ナトリウム・硫黄電池
6月13日 Web R25
原発事故の影響で実施された計画停電は、大きな混乱を招いた。この夏も電力不足が懸念されているが、いざというときでも安定的に電力を供給できる仕組みはないのだろうか? そんな中、耳に入ったのが従来の設備では不可能とされていた「大量の電力を貯蔵できるシステム」がメキシコで導入されたというニュース。
「それはNAS電池という、大容量の電力を充放電できる電池を使った仕組みです。天候により電力供給量が左右される太陽光発電など、自然エネルギーを使った発電設備に併設して使用されています。電力が余ったときに充電、足りないときに放電することで常に一定量の電力が供給できるのです」
とはNAS電池の開発を進める東京電力の広報部。NAS電池があれば、万が一の場合でも貯めこんだ電力を使って停電も防げるという。気になるその仕組みは?

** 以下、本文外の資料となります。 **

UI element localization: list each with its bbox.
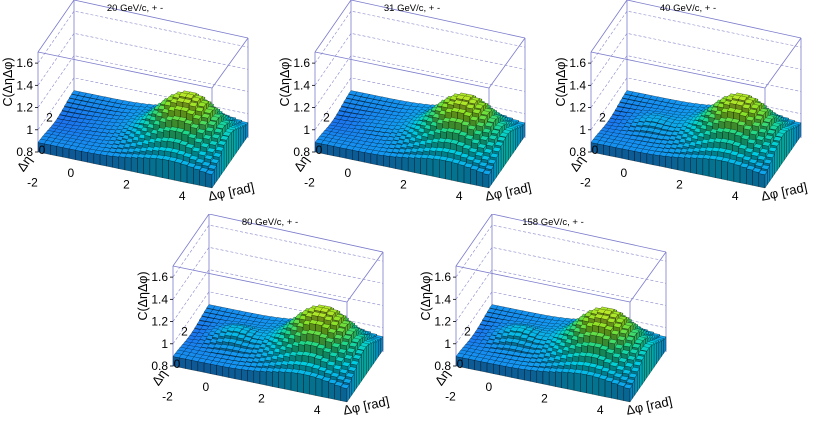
panel-title: 80 GeV/c, + - (135, 217, 405, 228)
z-axis-title: C(ΔηΔφ) (278, 57, 292, 106)
eta-tick-label: 0 (592, 143, 599, 157)
eta-tick-label: -2 (304, 176, 315, 190)
z-tick-label: 1.2 (434, 315, 451, 329)
phi-tick-label: 4 (314, 403, 321, 417)
phi-tick-label: 0 (620, 166, 627, 180)
phi-tick-label: 2 (676, 178, 683, 192)
z-gridline (173, 247, 383, 299)
z-tick-label: 1 (303, 123, 310, 137)
z-tick-label: 1.2 (16, 101, 33, 115)
z-axis-title: C(ΔηΔφ) (136, 271, 150, 320)
surface-bar (341, 384, 350, 402)
z-tick-label: 1.6 (434, 270, 451, 284)
phi-tick-label: 4 (732, 189, 739, 203)
panel-title: 40 GeV/c, + - (553, 3, 823, 14)
phi-tick-label: 4 (597, 403, 604, 417)
top-right-edge (212, 38, 248, 88)
eta-tick-label: -2 (445, 390, 456, 404)
phi-tick-label: 4 (179, 189, 186, 203)
z-tick-label: 1.4 (16, 78, 33, 92)
phi-tick-label: 4 (456, 189, 463, 203)
phi-tick-label: 2 (258, 392, 265, 406)
z-gridline (315, 11, 525, 63)
eta-tick-label: -2 (580, 176, 591, 190)
panel-title: 20 GeV/c, + - (0, 3, 270, 14)
eta-tick-label: 2 (599, 110, 606, 124)
z-axis-title: C(ΔηΔφ) (554, 57, 568, 106)
eta-tick-label: -2 (27, 176, 38, 190)
phi-tick-label: 2 (541, 392, 548, 406)
z-tick-label: 1.4 (434, 292, 451, 306)
z-tick-label: 1.6 (569, 56, 586, 70)
top-right-edge (630, 252, 666, 302)
top-right-edge (347, 252, 383, 302)
surface-bar (624, 384, 633, 402)
eta-tick-label: -2 (162, 390, 173, 404)
phi-tick-label: 2 (400, 178, 407, 192)
z-gridline (456, 225, 666, 277)
z-tick-label: 1.4 (293, 78, 310, 92)
eta-tick-label: 0 (457, 357, 464, 371)
z-tick-label: 1.4 (569, 78, 586, 92)
eta-tick-label: 2 (181, 324, 188, 338)
top-right-edge (765, 38, 801, 88)
z-tick-label: 1 (444, 337, 451, 351)
z-tick-label: 1 (579, 123, 586, 137)
z-gridline (38, 11, 248, 63)
z-gridline (591, 11, 801, 63)
surface-bar (759, 170, 768, 188)
z-tick-label: 1.6 (293, 56, 310, 70)
z-tick-label: 1 (161, 337, 168, 351)
phi-tick-label: 0 (485, 380, 492, 394)
z-tick-label: 1.2 (569, 101, 586, 115)
z-tick-label: 1.4 (151, 292, 168, 306)
eta-tick-label: 0 (174, 357, 181, 371)
z-tick-label: 1.6 (16, 56, 33, 70)
phi-tick-label: 0 (67, 166, 74, 180)
z-tick-label: 1.2 (293, 101, 310, 115)
phi-tick-label: 0 (344, 166, 351, 180)
panel-title: 158 GeV/c, + - (418, 217, 688, 228)
z-gridline (315, 33, 525, 85)
z-gridline (456, 247, 666, 299)
surface-bar (206, 170, 215, 188)
z-axis-title: C(ΔηΔφ) (419, 271, 433, 320)
z-gridline (38, 33, 248, 85)
eta-tick-label: 2 (46, 110, 53, 124)
surface-bar (483, 170, 492, 188)
z-tick-label: 1.2 (151, 315, 168, 329)
eta-tick-label: 0 (316, 143, 323, 157)
eta-tick-label: 2 (464, 324, 471, 338)
z-tick-label: 1.6 (151, 270, 168, 284)
top-right-edge (489, 38, 525, 88)
z-axis-title: C(ΔηΔφ) (1, 57, 15, 106)
z-gridline (173, 225, 383, 277)
panel-title: 31 GeV/c, + - (277, 3, 547, 14)
eta-tick-label: 2 (323, 110, 330, 124)
phi-tick-label: 2 (123, 178, 130, 192)
eta-tick-label: 0 (39, 143, 46, 157)
z-gridline (591, 33, 801, 85)
z-tick-label: 1 (26, 123, 33, 137)
phi-tick-label: 0 (202, 380, 209, 394)
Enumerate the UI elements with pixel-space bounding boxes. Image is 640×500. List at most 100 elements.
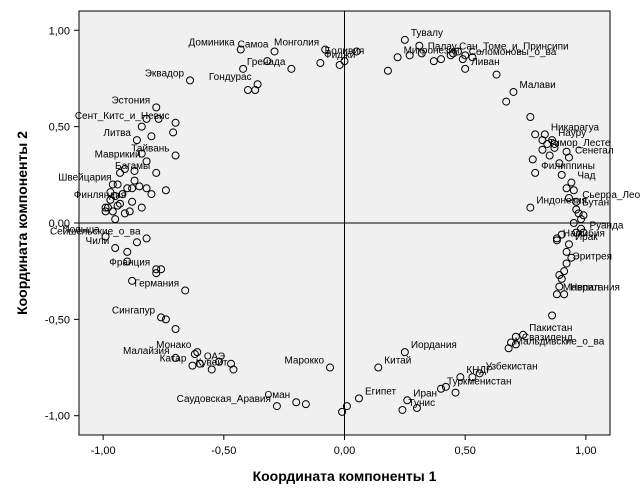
scatter-point	[342, 402, 351, 411]
point-label: Сан_Томе_и_Принсипи	[459, 41, 568, 52]
scatter-point	[461, 64, 470, 73]
point-label: Мавритания	[563, 282, 620, 293]
scatter-point	[468, 53, 477, 62]
scatter-point	[154, 114, 163, 123]
point-label: Швейцария	[58, 172, 111, 183]
scatter-point	[111, 215, 120, 224]
scatter-point	[552, 234, 561, 243]
point-label: Оман	[264, 390, 290, 401]
point-label: Иордания	[411, 340, 457, 351]
scatter-point	[400, 348, 409, 357]
point-label: Малайзия	[123, 346, 170, 357]
scatter-point	[137, 203, 146, 212]
point-label: Доминика	[189, 38, 236, 49]
scatter-point	[412, 404, 421, 413]
point-label: ОАЭ	[204, 352, 225, 363]
scatter-point	[550, 143, 559, 152]
point-label: КНДР	[466, 365, 493, 376]
scatter-point	[502, 97, 511, 106]
point-label: Ливан	[471, 57, 499, 68]
scatter-point	[132, 136, 141, 145]
scatter-point	[123, 247, 132, 256]
point-label: Сенегал	[575, 145, 614, 156]
scatter-point	[188, 361, 197, 370]
point-label: Тунис	[408, 398, 435, 409]
scatter-point	[511, 332, 520, 341]
scatter-point	[152, 103, 161, 112]
scatter-point	[552, 290, 561, 299]
point-label: Туркменистан	[447, 377, 511, 388]
point-label: Финляндия	[74, 190, 126, 201]
point-label: Филиппины	[541, 161, 595, 172]
point-label: Мальдивские_о_ва	[515, 336, 605, 347]
scatter-point	[152, 168, 161, 177]
scatter-point	[340, 57, 349, 66]
scatter-point	[449, 49, 458, 58]
scatter-point	[142, 234, 151, 243]
point-label: Эритрея	[573, 251, 612, 262]
point-label: Саудовская_Аравия	[177, 394, 271, 405]
scatter-point	[572, 197, 581, 206]
scatter-point	[451, 388, 460, 397]
point-label: Малави	[519, 80, 555, 91]
y-axis-title: Координата компоненты 2	[14, 131, 30, 315]
scatter-point	[562, 147, 571, 156]
scatter-point	[393, 53, 402, 62]
scatter-point	[181, 286, 190, 295]
scatter-point	[555, 271, 564, 280]
scatter-point	[142, 184, 151, 193]
scatter-point	[557, 274, 566, 283]
scatter-point	[251, 86, 260, 95]
scatter-point	[157, 313, 166, 322]
scatter-point	[511, 340, 520, 349]
point-label: Эквадор	[145, 68, 185, 79]
axis-ticks: -1,00 -0,50 0,00 0,50 1,00 -1,00 -0,50 0,00 0,50…	[45, 25, 597, 457]
scatter-point	[137, 149, 146, 158]
point-label: Гондурас	[209, 72, 252, 83]
x-tick-label: -0,50	[211, 445, 236, 457]
scatter-point	[116, 168, 125, 177]
scatter-point	[526, 203, 535, 212]
scatter-point	[383, 66, 392, 75]
scatter-point	[171, 325, 180, 333]
scatter-point	[548, 136, 557, 145]
scatter-point	[509, 87, 518, 96]
point-label: Сингапур	[112, 305, 156, 316]
scatter-point	[374, 363, 383, 372]
scatter-point	[272, 402, 281, 411]
scatter-point	[120, 165, 129, 174]
point-label: Иран	[413, 388, 437, 399]
scatter-point	[446, 51, 455, 60]
scatter-point	[161, 315, 170, 324]
scatter-point	[560, 267, 569, 276]
point-label: Монголия	[274, 38, 319, 49]
point-label: Непал	[570, 282, 600, 293]
point-label: Сент_Китс_и_Невис	[75, 111, 170, 122]
scatter-point	[101, 207, 110, 216]
scatter-point	[130, 176, 139, 185]
point-label: Индонезия	[536, 196, 587, 207]
scatter-point	[171, 118, 180, 127]
x-tick-label: 0,00	[334, 445, 355, 457]
scatter-point	[562, 184, 571, 193]
scatter-point	[193, 348, 202, 357]
scatter-point	[572, 205, 581, 214]
scatter-point	[125, 207, 134, 216]
scatter-point	[492, 70, 501, 79]
point-label: Намибия	[563, 227, 605, 239]
scatter-point	[263, 57, 272, 66]
scatter-point	[132, 238, 141, 247]
point-label: Фиджи	[324, 50, 355, 61]
scatter-point	[106, 195, 115, 204]
point-label: Палау	[428, 41, 457, 52]
scatter-point	[557, 170, 566, 179]
scatter-point	[403, 396, 412, 405]
scatter-point	[398, 405, 407, 414]
point-label: Узбекистан	[486, 360, 538, 372]
point-label: Сьерра_Леоне	[582, 190, 640, 201]
point-label: Сейшельские_о_ва	[50, 226, 141, 237]
point-label: Пакистан	[529, 323, 572, 334]
scatter-point	[101, 232, 110, 241]
scatter-point	[538, 136, 547, 145]
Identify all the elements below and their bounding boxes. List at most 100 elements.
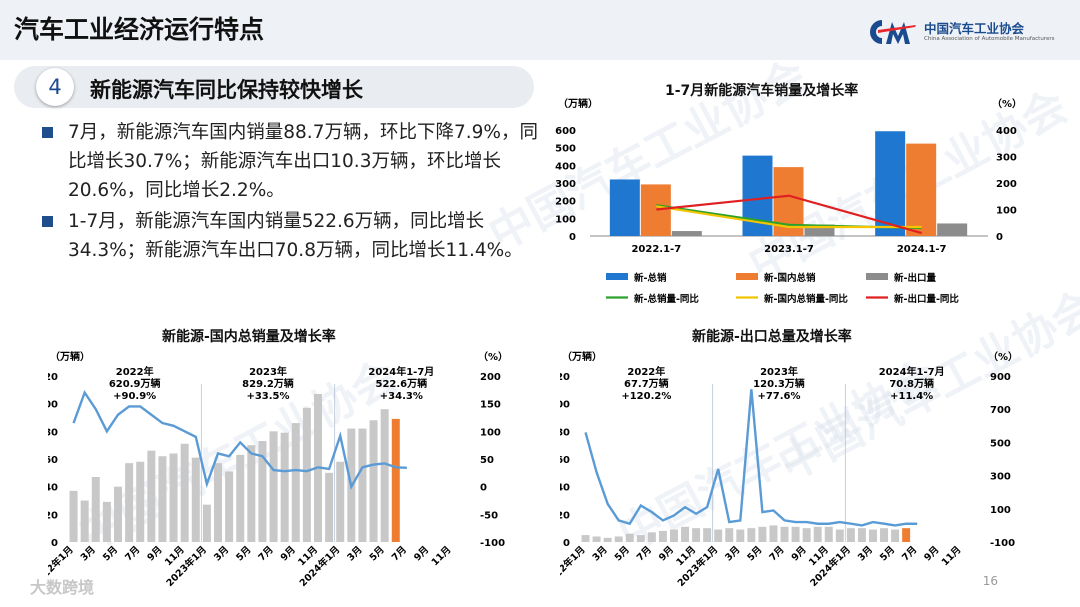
y-tick-label: 0: [51, 538, 58, 549]
bar: [609, 179, 640, 236]
annotation-text: +77.6%: [757, 391, 800, 402]
bar: [280, 432, 289, 542]
x-tick-label: 2022年1月: [560, 544, 588, 589]
legend-label: 新-出口量: [894, 272, 936, 284]
x-tick-label: 7月: [767, 544, 786, 563]
bar: [891, 529, 900, 542]
x-tick-label: 2023.1-7: [764, 244, 814, 255]
bar: [603, 537, 612, 542]
annotation-text: +90.9%: [113, 391, 156, 402]
bar: [80, 500, 89, 542]
x-tick-label: 7月: [390, 544, 409, 563]
annotation-text: 620.9万辆: [109, 377, 161, 390]
bar: [937, 223, 968, 236]
section-heading: 4 新能源汽车同比保持较快增长: [14, 66, 534, 108]
x-tick-label: 7月: [123, 544, 142, 563]
x-tick-label: 11月: [430, 544, 454, 568]
y-tick-label: 100: [555, 214, 576, 225]
bar: [592, 536, 601, 542]
annotation-text: 2023年: [760, 365, 798, 378]
bar: [769, 525, 778, 542]
bar: [191, 457, 200, 542]
legend-label: 新-出口量-同比: [894, 293, 959, 305]
bar: [69, 490, 78, 542]
y-tick-label: 40: [48, 483, 58, 494]
y-tick-label: 0: [569, 232, 576, 243]
domestic-sales-chart: （万辆） （%） 0 20 40 60 80 100 120 -100 -50 0 50 100 150 20…: [48, 350, 508, 589]
bar: [804, 224, 835, 236]
y-right-tick-label: -50: [480, 510, 498, 521]
x-tick-label: 9月: [145, 544, 164, 563]
x-tick-label: 5月: [234, 544, 253, 563]
y-right-tick-label: -100: [990, 538, 1015, 549]
export-sales-chart: （万辆） （%） 0 20 40 60 80 100 120 -100 100 300 500 700 90…: [560, 350, 1018, 589]
y-axis-unit-right: （%）: [992, 97, 1022, 110]
bar: [669, 529, 678, 542]
bullet-item: 7月，新能源汽车国内销量88.7万辆，环比下降7.9%，同比增长30.7%；新能…: [40, 118, 540, 205]
annotation-text: 67.7万辆: [624, 377, 669, 390]
logo-name-en: China Association of Automobile Manufact…: [924, 36, 1055, 42]
legend-label: 新-总销量-同比: [634, 293, 699, 305]
y-right-tick-label: 50: [480, 455, 494, 466]
x-tick-label: 9月: [412, 544, 431, 563]
annotation-text: +120.2%: [621, 391, 671, 402]
bar: [692, 528, 701, 542]
annotation-text: 70.8万辆: [889, 377, 934, 390]
bar: [258, 441, 267, 542]
bar: [380, 409, 389, 542]
bar: [269, 431, 278, 542]
x-tick-label: 3月: [723, 544, 742, 563]
source-watermark: 大数跨境: [30, 578, 95, 597]
bar: [214, 463, 222, 542]
y-axis-unit-right: （%）: [478, 350, 508, 363]
x-tick-label: 7月: [900, 544, 919, 563]
bar: [714, 529, 723, 542]
bar: [91, 476, 100, 542]
bar: [358, 428, 367, 542]
legend-label: 新-国内总销量-同比: [764, 293, 848, 305]
y-right-tick-label: 900: [990, 372, 1011, 383]
bar: [614, 536, 623, 542]
y-tick-label: 0: [563, 538, 570, 549]
y-right-tick-label: 100: [990, 505, 1011, 516]
y-right-tick-label: 0: [996, 232, 1003, 243]
y-axis-unit-left: （万辆）: [558, 97, 598, 110]
y-tick-label: 100: [560, 400, 570, 411]
bar: [636, 535, 645, 542]
bar: [703, 528, 712, 542]
annotation-text: 522.6万辆: [376, 377, 428, 390]
bar: [202, 504, 211, 542]
legend-label: 新-国内总销: [764, 272, 816, 284]
y-tick-label: 120: [560, 372, 570, 383]
annotation-text: 2023年: [249, 365, 287, 378]
y-tick-label: 40: [560, 483, 570, 494]
y-axis-unit-left: （万辆）: [50, 350, 90, 363]
bar: [868, 529, 877, 542]
bar: [906, 143, 937, 236]
bar: [824, 526, 833, 542]
y-right-tick-label: 150: [480, 400, 501, 411]
bar: [880, 528, 889, 542]
y-right-tick-label: 200: [480, 372, 501, 383]
annotation-text: +33.5%: [246, 391, 289, 402]
legend-swatch: [736, 273, 758, 280]
caam-logo-icon: [870, 20, 916, 44]
y-tick-label: 400: [555, 161, 576, 172]
x-tick-label: 5月: [101, 544, 120, 563]
square-bullet-icon: [42, 216, 53, 227]
x-tick-label: 2022.1-7: [631, 244, 681, 255]
bar: [102, 501, 111, 542]
x-tick-label: 5月: [878, 544, 897, 563]
bar: [114, 486, 122, 542]
x-tick-label: 2024.1-7: [897, 244, 947, 255]
y-right-tick-label: 200: [996, 179, 1017, 190]
bar: [169, 453, 178, 542]
page-number: 16: [982, 574, 998, 588]
bar: [658, 530, 667, 542]
y-right-tick-label: 300: [990, 472, 1011, 483]
square-bullet-icon: [42, 127, 53, 138]
logo-name-cn: 中国汽车工业协会: [924, 21, 1025, 36]
section-title: 新能源汽车同比保持较快增长: [90, 78, 363, 102]
legend-label: 新-总销: [634, 272, 667, 284]
annotation-text: +34.3%: [380, 391, 423, 402]
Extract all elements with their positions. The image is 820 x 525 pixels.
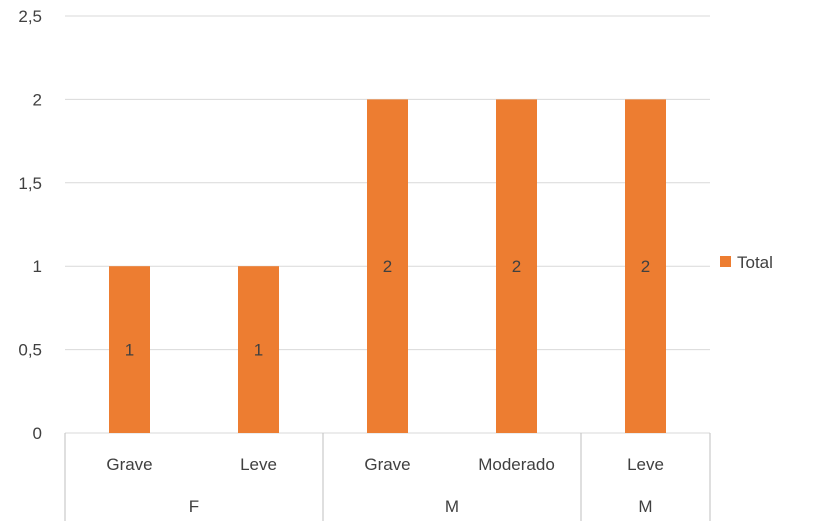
data-labels: 1 1 2 2 2 bbox=[125, 257, 650, 359]
data-label: 2 bbox=[512, 257, 521, 276]
y-tick-label: 1 bbox=[33, 257, 42, 276]
y-axis-ticks: 0 0,5 1 1,5 2 2,5 bbox=[18, 7, 42, 443]
data-label: 2 bbox=[641, 257, 650, 276]
x-group-label: M bbox=[638, 497, 652, 516]
y-tick-label: 2,5 bbox=[18, 7, 42, 26]
bar bbox=[496, 99, 537, 434]
x-category-label: Grave bbox=[364, 455, 410, 474]
legend-label: Total bbox=[737, 253, 773, 272]
bar bbox=[367, 99, 408, 434]
data-label: 2 bbox=[383, 257, 392, 276]
bar bbox=[625, 99, 666, 434]
legend: Total bbox=[720, 253, 773, 272]
y-tick-label: 0,5 bbox=[18, 341, 42, 360]
x-category-label: Leve bbox=[627, 455, 664, 474]
bars bbox=[109, 99, 666, 434]
x-axis: Grave Leve Grave Moderado Leve F M M bbox=[64, 433, 711, 521]
x-group-label: M bbox=[445, 497, 459, 516]
y-tick-label: 2 bbox=[33, 90, 42, 109]
x-category-label: Grave bbox=[106, 455, 152, 474]
data-label: 1 bbox=[125, 341, 134, 360]
bar bbox=[238, 266, 279, 433]
bar bbox=[109, 266, 150, 433]
y-tick-label: 0 bbox=[33, 424, 42, 443]
x-category-label: Moderado bbox=[478, 455, 555, 474]
data-label: 1 bbox=[254, 341, 263, 360]
legend-swatch bbox=[720, 256, 731, 267]
x-group-label: F bbox=[189, 497, 199, 516]
x-category-label: Leve bbox=[240, 455, 277, 474]
y-tick-label: 1,5 bbox=[18, 174, 42, 193]
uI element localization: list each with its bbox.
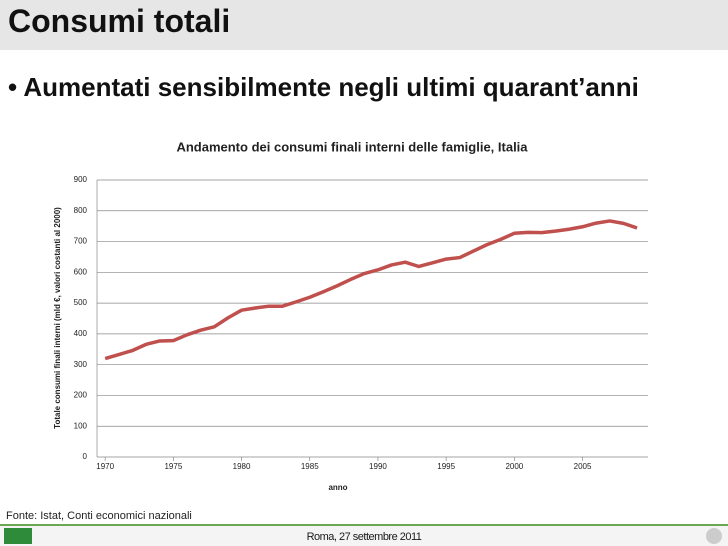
y-tick-label: 800 xyxy=(74,206,88,215)
chart-title: Andamento dei consumi finali interni del… xyxy=(176,139,528,154)
bullet-dot: • xyxy=(8,72,24,102)
y-tick-label: 200 xyxy=(74,391,88,400)
y-tick-label: 100 xyxy=(74,421,88,430)
x-tick-label: 1990 xyxy=(369,462,387,471)
x-tick-label: 1995 xyxy=(437,462,455,471)
y-tick-label: 900 xyxy=(74,175,88,184)
y-tick-label: 500 xyxy=(74,298,88,307)
chart: Andamento dei consumi finali interni del… xyxy=(53,139,648,492)
y-tick-label: 700 xyxy=(74,237,88,246)
x-tick-label: 2005 xyxy=(574,462,592,471)
x-tick-label: 1980 xyxy=(233,462,251,471)
y-tick-label: 0 xyxy=(83,452,88,461)
x-tick-label: 2000 xyxy=(505,462,523,471)
slide-title: Consumi totali xyxy=(8,3,231,39)
x-axis-label: anno xyxy=(328,483,347,492)
footer-date: Roma, 27 settembre 2011 xyxy=(306,531,422,543)
logo-left xyxy=(4,528,32,544)
y-tick-label: 400 xyxy=(74,329,88,338)
x-tick-label: 1985 xyxy=(301,462,319,471)
bullet-text: Aumentati sensibilmente negli ultimi qua… xyxy=(23,72,639,102)
y-tick-label: 600 xyxy=(74,267,88,276)
logo-right xyxy=(706,528,722,544)
header-bar xyxy=(0,0,728,50)
x-tick-label: 1975 xyxy=(164,462,182,471)
footer-bar: Roma, 27 settembre 2011 xyxy=(0,524,728,546)
source-note: Fonte: Istat, Conti economici nazionali xyxy=(6,510,192,522)
y-tick-label: 300 xyxy=(74,360,88,369)
y-axis-label: Totale consumi finali interni (mld €, va… xyxy=(53,207,62,429)
bullet: • Aumentati sensibilmente negli ultimi q… xyxy=(8,72,639,103)
data-line xyxy=(104,219,638,361)
x-tick-label: 1970 xyxy=(96,462,114,471)
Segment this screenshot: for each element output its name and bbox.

「NAS電池のマイナス極にはナトリウム(Na)が、プラス極には硫黄(S)が、特殊セラミックスで仕切られて存在しています。NAS電池に電気を通すとナトリウムイオンが発生し、硫黄との化学反応により放電が起こります。充電する場合はその逆で、ナトリウムイオンの受け渡しにより放電、充電が行われるのです」(同)
NAS電池は自動車のバッテリーなどに使われる鉛電池と比べてエネルギー密度が約3倍高く、同じ電力を蓄電するのに必要な電池の体積は3分の1。発電所が蓄放電する上で求めるエネルギー効率や寿命などの条件もクリアしているんだそう。となると、早急な設置が期待されるが、今後の予定は?
「青森県にある二又風力発電所でNAS電池が設置されましたが、今後の利用拡大の障壁が設置コストです。導入拡大にあたり価格低下が進むことがのぞまれています」
東北電力も導入を検討しているNAS電池。電力不足を解決するためにも、早く普及してほしいものですね。